Would this just be to help with the rebuild time? Raid10 in ZFS is an interesting idea, which would also require two mirrors and striping.

[–] MangoPenguin@piefed.social 1 points 1 month ago

Yes mirrors are the fastest to rebuild I believe, it's also to give you a backup, as any kind of raid or mirror is not a functional backup, it only provides redundancy.

I would not do raid 10 for the same reason of no backup that way.

[–] exu@feditown.com 3 points 1 month ago (2 children)

Maybe you could switch to a raid10 (mirrored striped vdevs) for faster rebuild time.

BTRFS is relatively similar to ZFS when it comes to their raid implementation, though using raid5 or raid6 comes with some caveats.

[–] felbane@lemmy.world 6 points 1 month ago* (last edited 1 month ago)

I would absolutely not trust BTRFS's implementation.
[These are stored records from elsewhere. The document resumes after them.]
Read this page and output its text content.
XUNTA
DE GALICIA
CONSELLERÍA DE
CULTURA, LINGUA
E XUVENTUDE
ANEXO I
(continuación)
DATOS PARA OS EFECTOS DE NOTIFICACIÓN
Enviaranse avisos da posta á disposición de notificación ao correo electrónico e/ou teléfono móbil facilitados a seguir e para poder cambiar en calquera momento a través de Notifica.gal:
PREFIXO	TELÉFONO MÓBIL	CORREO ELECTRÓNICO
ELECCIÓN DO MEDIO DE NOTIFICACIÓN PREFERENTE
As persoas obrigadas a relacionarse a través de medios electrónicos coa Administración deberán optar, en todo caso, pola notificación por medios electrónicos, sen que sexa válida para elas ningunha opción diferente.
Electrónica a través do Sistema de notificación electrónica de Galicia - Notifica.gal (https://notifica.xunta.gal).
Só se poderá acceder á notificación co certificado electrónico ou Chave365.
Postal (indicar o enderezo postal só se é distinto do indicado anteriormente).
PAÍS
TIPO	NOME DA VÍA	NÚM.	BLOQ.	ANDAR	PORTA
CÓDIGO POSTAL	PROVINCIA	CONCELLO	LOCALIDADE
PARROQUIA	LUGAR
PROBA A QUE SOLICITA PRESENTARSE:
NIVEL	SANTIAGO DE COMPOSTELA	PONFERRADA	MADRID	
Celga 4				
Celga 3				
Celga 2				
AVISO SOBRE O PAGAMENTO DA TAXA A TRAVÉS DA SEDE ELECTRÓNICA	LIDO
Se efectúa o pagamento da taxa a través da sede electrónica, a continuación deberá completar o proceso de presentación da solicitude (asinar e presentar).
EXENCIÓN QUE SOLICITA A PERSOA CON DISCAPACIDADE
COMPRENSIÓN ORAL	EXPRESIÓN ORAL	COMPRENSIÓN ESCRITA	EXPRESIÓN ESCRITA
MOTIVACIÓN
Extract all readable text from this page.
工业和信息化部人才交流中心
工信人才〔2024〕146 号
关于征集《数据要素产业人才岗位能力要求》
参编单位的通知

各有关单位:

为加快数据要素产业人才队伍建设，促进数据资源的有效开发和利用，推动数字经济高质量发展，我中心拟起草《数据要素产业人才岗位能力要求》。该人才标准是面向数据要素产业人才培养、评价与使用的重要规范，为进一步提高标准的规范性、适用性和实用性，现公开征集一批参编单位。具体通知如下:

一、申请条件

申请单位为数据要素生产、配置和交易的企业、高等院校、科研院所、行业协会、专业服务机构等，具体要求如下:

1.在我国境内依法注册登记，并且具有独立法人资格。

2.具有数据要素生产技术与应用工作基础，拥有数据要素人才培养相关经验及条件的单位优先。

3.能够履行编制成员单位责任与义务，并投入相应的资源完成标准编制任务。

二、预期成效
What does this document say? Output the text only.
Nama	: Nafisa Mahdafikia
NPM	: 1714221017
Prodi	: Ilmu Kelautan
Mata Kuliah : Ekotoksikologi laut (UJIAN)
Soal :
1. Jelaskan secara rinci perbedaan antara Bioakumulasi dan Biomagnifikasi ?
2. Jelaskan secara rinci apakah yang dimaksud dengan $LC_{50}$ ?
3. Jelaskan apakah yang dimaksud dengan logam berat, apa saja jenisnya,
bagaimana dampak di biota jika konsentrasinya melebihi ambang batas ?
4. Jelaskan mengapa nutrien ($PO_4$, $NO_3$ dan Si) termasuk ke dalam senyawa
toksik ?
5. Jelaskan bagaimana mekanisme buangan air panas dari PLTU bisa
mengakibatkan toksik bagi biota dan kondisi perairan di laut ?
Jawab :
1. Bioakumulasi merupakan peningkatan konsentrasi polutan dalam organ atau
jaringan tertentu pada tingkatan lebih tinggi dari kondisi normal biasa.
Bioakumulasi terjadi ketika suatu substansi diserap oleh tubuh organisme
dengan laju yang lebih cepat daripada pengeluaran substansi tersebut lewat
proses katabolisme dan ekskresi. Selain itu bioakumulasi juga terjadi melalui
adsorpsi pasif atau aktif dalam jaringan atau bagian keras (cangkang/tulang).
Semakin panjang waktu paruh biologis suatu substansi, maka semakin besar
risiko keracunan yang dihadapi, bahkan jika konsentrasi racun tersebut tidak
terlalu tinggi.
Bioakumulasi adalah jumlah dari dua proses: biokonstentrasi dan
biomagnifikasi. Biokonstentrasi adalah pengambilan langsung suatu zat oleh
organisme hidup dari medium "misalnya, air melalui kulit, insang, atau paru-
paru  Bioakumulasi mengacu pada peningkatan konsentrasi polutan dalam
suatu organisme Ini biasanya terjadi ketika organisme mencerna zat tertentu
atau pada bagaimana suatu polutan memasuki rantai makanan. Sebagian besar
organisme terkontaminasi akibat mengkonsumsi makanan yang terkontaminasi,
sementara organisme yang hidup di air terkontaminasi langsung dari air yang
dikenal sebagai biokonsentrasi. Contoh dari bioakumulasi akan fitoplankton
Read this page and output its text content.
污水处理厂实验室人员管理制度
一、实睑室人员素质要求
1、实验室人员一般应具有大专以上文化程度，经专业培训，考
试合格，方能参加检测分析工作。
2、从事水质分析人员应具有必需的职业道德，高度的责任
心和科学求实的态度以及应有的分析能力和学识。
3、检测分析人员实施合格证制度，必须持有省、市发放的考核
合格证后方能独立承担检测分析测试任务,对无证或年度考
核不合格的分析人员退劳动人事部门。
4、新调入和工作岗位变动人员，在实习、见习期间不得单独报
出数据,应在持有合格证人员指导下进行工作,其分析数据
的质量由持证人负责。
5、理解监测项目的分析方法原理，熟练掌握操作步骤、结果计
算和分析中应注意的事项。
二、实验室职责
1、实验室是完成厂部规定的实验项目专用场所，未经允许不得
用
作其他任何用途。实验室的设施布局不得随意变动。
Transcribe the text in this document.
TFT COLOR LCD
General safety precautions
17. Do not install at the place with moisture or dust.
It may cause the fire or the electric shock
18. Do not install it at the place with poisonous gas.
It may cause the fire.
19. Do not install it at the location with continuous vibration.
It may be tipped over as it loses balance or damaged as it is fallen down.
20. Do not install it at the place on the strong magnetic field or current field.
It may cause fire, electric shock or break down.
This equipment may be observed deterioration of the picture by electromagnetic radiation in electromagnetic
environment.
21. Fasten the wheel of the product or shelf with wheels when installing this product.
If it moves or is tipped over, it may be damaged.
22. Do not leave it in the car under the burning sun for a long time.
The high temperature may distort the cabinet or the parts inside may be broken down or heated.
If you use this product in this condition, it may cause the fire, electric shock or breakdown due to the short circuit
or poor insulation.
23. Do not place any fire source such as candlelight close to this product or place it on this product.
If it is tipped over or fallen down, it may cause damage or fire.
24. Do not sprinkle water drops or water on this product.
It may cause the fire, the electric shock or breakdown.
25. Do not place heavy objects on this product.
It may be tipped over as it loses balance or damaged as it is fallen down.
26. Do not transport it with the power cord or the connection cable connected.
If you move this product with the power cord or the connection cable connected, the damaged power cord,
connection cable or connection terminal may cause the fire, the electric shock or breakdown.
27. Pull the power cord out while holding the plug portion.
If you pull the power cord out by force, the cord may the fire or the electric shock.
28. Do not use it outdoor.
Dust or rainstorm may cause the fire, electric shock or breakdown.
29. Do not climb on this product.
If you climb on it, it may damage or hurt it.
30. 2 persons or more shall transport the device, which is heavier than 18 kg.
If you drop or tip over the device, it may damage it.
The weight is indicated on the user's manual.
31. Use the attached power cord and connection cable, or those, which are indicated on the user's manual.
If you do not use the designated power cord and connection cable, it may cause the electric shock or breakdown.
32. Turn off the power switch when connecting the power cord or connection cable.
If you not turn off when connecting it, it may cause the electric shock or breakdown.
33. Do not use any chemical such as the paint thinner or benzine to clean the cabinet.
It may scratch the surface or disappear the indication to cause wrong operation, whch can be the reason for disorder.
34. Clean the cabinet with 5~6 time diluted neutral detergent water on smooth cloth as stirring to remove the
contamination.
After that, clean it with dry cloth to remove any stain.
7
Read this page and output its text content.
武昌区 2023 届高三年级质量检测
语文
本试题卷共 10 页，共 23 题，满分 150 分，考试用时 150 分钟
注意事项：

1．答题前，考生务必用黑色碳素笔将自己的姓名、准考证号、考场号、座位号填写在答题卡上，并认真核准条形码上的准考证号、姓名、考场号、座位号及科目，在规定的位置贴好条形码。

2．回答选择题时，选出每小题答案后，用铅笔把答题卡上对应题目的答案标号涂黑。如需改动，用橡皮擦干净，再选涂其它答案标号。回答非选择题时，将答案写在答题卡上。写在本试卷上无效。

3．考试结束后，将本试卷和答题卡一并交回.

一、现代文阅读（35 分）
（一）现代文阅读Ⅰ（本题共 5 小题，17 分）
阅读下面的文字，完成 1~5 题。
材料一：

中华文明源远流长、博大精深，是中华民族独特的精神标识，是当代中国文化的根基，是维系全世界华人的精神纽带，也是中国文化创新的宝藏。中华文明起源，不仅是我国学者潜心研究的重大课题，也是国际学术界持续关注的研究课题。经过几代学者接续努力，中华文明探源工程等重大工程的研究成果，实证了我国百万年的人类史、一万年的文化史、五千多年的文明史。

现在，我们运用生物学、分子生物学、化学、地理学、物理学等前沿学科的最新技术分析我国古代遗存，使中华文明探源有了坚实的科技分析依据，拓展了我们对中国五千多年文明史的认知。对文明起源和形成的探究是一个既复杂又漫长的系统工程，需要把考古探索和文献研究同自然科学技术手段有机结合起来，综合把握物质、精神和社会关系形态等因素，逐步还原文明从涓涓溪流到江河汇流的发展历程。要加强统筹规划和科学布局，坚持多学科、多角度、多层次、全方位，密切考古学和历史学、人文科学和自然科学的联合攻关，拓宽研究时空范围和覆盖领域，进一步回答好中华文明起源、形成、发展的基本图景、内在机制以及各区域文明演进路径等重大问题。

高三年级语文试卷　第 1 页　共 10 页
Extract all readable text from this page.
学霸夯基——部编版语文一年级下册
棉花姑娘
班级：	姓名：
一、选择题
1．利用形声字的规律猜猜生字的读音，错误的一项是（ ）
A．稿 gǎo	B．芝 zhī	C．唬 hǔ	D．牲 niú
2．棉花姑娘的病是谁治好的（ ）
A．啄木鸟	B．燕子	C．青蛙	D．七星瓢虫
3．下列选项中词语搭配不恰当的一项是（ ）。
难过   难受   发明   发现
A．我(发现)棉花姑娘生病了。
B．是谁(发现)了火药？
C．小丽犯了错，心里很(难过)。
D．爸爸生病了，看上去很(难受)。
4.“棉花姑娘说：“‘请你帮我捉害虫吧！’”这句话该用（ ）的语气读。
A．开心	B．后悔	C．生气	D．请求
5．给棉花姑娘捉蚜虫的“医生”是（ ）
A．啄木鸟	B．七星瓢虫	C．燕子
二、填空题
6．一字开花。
Maybe things are better now but it earned the backronym Bro The RAID Fuckin Sucks for a reason.

[–] CorrectAlias@piefed.blahaj.zone 0 points 1 month ago (1 children)

Raid 10 is and interesting idea for sure. It would certainly help with write speeds, although if I want to utilize the "self-healing" of ZFS, I'd need to do two (separately striped) vdevs that mirror each other to get the equivalent to RAID10, right?

[–] exu@feditown.com 2 points 1 month ago

You'd create two mirror vdevs in the same zpool to get the raid 10 equivalent

[–] wr2623@midwest.social 2 points 1 month ago

Btrfs raid5/6 support is unstable/experimental and cause some serious issues in the past, so it isn't really recommended.

Since you only have 4 drives you could do a pair of mirrors with btrfs, but you aren't guaranteed to be able to handle two drives failing (depends on which two drives fail). So zfs with raidz2 is the best protection you can get, and it matches the capacity you would get from mirrors.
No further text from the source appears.